L’ouverture de la Semaine de la critique nous offre une bonne raison de nous réjouir aujourd’hui : « L’intérêt d’Adam » de Laura Wandel est un film de réalisatrice et d’actrices bluffant.

Passons un instant dans un hôpital public, aux côtés d’une infirmière chef de service pédiatrique, campée par Léa Drucker. Pendant une heure et 13 minutes, il lui est impossible de souffler, au service des autres et surtout des enfants. Débordée et pourtant toujours calme, elle trouve le temps de prendre en charge Adam, 4 ans, hospitalisé pour malnutrition. A la suite d’une décision de justice, la mère d’Adam, Rebecca, ne peut rester que quelques heures par jour avec lui. Mais elle se refuse à quitter son fils. Dans l’intérêt de l’enfant, Lucy fera tout pour venir en aide à cette femme qui ne veut pas reconnaitre sa propre détresse (Anamaria Vartolomei, héroïne de « L’Evenement » d’Audrey Diwan).
Déjà avec « Un monde », primé à Un Certain Regard en 2021 (par le jury Fipresci), Laura Wandel mettait en scène des enfants avec un talent certain : un frère et une sœur dans une cour de récréation, le harcèlement, des adultes aveugles ou indifférents.
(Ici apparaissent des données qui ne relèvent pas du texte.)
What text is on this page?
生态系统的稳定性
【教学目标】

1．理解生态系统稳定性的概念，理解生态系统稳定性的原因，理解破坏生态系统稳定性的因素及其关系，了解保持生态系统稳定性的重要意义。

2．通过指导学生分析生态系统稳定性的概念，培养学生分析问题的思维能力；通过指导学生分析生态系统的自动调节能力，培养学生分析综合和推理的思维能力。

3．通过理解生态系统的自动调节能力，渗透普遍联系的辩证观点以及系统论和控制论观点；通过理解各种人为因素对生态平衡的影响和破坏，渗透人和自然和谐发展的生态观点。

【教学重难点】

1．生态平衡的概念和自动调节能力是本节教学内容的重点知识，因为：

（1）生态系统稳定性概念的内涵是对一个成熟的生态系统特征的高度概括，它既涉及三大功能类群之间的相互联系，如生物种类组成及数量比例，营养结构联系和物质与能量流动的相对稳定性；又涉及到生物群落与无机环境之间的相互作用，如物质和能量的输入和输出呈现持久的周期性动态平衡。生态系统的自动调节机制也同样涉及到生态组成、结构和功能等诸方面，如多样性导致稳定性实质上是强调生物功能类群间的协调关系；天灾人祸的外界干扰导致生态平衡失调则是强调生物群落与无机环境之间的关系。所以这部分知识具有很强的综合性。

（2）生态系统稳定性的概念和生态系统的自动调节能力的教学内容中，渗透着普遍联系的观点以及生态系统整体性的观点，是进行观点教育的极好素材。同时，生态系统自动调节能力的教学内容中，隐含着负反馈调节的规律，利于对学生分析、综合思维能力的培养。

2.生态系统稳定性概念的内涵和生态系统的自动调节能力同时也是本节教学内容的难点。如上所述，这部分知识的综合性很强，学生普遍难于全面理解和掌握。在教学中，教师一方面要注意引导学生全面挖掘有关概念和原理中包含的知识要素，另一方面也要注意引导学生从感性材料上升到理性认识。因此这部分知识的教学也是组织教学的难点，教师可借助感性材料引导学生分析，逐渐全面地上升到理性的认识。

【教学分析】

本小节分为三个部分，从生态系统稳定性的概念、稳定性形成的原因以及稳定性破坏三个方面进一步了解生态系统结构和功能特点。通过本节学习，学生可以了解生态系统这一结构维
Elle signait un portrait sans concession d’une institution dépassée, l’école. Là encore, à l’hôpital, rien n’est simple. D’autant que le personnel médical n’est pas d’accord sur la marche à suivre face à une mère isolée, persuadée d’être la seule capable de sauver son enfant. De la confiance entre l’infirmière et la jeune mère butée dépend le sort d’Adam. Malgré l’état d’urgence du monde médical, qui manque de tout, malgré la violence du monde qui réussit à entrer dans ce refuge provisoire qu’est l’hôpital, une femme réussira-t-elle à sauver une autre femme ? Tout en tension, avec sa mise en scène épurée, « L’intérêt d’Adam » est la réussite d’un trio : une cinéaste très douée et ses deux actrices remarquables, réunies pour la première fois.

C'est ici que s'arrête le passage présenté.